In the news:
Collaboration to improve reading brings award to 8 local cities
Seattle, Auburn, Burien, Federal Way, Kent, Renton, SeaTac and Tukwila shared one of 14 national awards for work with The Road Map Project, part of a collaboration among government agencies, schools and service providers to discuss "cradle to college" education.
Seattle Times staff reporter
The National Civic League presented a joint All-America City Award on Monday to eight King County communities for efforts to increase the number of third-grade children who read at grade level.
Seattle, Auburn, Burien, Federal Way, Kent, Renton, SeaTac and Tukwila shared one of 14 national awards for their work with The Road Map Project.
It was the first year the awards focused on a theme. For more than 60 years, the league gave 10 awards each year in recognition of the best civic work in the country. But a year ago, the national nonprofit announced a partnership with The Campaign for Grade-Level Reading.

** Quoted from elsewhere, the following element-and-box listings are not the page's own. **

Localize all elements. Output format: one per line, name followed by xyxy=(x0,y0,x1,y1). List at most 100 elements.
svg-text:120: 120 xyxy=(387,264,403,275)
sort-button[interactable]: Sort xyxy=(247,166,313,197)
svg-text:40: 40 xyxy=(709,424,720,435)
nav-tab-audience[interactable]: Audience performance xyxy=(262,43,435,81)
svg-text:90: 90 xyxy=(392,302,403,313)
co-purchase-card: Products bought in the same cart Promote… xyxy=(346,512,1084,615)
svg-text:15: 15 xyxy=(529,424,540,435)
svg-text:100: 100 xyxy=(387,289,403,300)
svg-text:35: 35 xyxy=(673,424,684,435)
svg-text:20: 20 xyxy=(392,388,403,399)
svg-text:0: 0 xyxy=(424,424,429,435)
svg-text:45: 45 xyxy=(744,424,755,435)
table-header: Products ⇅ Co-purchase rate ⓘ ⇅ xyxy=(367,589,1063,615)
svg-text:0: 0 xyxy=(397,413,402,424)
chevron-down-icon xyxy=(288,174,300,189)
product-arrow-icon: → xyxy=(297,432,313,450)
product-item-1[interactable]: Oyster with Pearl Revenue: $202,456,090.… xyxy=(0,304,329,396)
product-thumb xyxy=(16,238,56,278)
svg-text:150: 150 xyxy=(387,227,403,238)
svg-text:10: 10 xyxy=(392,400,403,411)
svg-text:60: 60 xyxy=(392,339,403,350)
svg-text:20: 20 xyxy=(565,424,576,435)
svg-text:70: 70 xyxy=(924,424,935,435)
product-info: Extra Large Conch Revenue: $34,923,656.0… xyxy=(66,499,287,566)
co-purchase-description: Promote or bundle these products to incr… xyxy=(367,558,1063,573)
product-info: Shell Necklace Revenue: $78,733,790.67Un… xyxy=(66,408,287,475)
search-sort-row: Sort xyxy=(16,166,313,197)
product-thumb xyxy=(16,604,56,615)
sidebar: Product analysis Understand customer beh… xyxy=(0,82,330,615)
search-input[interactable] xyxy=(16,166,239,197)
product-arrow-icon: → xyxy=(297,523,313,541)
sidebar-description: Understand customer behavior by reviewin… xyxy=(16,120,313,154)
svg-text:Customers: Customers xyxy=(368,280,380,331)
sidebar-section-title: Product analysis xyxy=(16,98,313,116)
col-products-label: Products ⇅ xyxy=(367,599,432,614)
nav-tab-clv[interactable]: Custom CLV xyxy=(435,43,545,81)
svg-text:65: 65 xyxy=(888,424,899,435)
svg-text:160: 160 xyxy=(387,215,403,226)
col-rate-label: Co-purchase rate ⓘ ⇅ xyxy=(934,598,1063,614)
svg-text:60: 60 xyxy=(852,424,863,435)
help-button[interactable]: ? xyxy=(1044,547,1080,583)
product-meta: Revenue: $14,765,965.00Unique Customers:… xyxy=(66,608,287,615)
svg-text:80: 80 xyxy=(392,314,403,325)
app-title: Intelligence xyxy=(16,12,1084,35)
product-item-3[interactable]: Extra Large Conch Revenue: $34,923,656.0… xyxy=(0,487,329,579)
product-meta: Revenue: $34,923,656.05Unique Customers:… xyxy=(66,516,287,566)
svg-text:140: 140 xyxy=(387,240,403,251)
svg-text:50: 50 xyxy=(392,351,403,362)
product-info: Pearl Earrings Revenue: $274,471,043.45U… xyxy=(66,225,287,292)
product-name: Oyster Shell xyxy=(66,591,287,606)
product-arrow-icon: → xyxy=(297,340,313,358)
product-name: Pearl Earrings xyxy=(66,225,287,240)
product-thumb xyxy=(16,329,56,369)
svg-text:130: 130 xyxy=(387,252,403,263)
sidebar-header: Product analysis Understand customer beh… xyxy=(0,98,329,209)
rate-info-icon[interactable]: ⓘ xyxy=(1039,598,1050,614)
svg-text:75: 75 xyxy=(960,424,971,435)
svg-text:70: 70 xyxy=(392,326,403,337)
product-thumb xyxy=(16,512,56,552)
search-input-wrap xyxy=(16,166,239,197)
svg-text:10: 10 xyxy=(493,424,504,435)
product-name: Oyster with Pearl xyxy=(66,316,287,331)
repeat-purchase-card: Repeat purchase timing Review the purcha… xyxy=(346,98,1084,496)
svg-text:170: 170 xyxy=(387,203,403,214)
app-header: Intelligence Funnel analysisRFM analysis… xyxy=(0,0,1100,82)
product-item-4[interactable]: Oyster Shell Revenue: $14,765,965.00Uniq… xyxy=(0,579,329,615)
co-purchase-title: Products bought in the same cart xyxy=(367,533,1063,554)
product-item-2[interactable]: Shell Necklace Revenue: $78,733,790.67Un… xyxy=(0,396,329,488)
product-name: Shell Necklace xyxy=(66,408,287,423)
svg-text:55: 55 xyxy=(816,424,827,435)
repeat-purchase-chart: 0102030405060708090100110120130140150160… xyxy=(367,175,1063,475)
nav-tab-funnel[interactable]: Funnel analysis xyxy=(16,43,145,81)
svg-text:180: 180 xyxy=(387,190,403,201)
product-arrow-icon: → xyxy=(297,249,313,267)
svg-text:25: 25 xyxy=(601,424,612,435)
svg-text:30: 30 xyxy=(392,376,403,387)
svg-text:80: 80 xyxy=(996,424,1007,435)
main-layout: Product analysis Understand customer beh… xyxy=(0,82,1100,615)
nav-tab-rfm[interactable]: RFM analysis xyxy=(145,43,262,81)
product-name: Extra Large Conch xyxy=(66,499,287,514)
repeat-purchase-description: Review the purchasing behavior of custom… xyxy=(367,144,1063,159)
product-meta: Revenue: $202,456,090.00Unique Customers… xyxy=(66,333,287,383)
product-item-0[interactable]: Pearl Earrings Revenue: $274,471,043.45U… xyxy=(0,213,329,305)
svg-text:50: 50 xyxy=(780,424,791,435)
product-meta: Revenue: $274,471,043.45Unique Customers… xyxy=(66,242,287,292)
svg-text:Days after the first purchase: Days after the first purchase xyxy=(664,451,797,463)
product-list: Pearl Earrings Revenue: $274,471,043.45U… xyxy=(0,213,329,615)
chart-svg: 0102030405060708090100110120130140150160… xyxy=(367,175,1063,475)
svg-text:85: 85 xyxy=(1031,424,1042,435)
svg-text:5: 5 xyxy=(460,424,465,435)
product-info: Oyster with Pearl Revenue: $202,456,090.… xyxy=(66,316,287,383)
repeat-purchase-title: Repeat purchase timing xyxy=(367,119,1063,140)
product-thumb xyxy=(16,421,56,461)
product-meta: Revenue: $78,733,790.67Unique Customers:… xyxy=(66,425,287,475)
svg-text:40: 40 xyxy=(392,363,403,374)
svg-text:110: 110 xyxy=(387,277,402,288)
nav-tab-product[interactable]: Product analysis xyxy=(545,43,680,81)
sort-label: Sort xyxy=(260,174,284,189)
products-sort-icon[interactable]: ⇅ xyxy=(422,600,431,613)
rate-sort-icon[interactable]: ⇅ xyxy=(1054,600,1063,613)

The Road Map Project is part of a collaboration among government agencies, schools and service providers to discuss "cradle to college" education, said Kristin Johnson, communications manager for the Community Center for Education Results. The nonprofit submitted the application for the award and helps coordinate efforts to close school achievement gaps.
"Third-grade reading level is one of the most important benchmarks in education," Johnson said. It is considered an early indicator of how a student will do in high school and college as well as the success of early-education programs in teaching foundational skills.
In South Seattle and South King County, where the Road Map Project operates, only 66 percent of third-grade students read at grade level in 2010. The project hopes to increase that to 87 percent by 2020, which is in line with the state's top 10 school districts.
Children who don't meet the third-grade benchmark and who live in poverty are six times more likely not to graduate from high school, according to The Campaign for Grade-Level Reading. In the Road Map Project region, 60 percent of students are nonwhite, 54 percent come from low-income families and 17 percent are learning English as a second language, according to the project's application for the award.
Big changes can come from the little connections made through the partnership, said Bill Ptacek, director of the King County Library System.
For instance, he sent mobile libraries directly to sites where low-income families participate in federal lunch programs this summer. Children can check out books, and parents can learn about the importance of reading outside the classroom.
"It's important to keep kids reading throughout the summer so their loss is minimized," Ptacek said. "If they're not at the third-grade reading level, it's really difficult for them to catch up."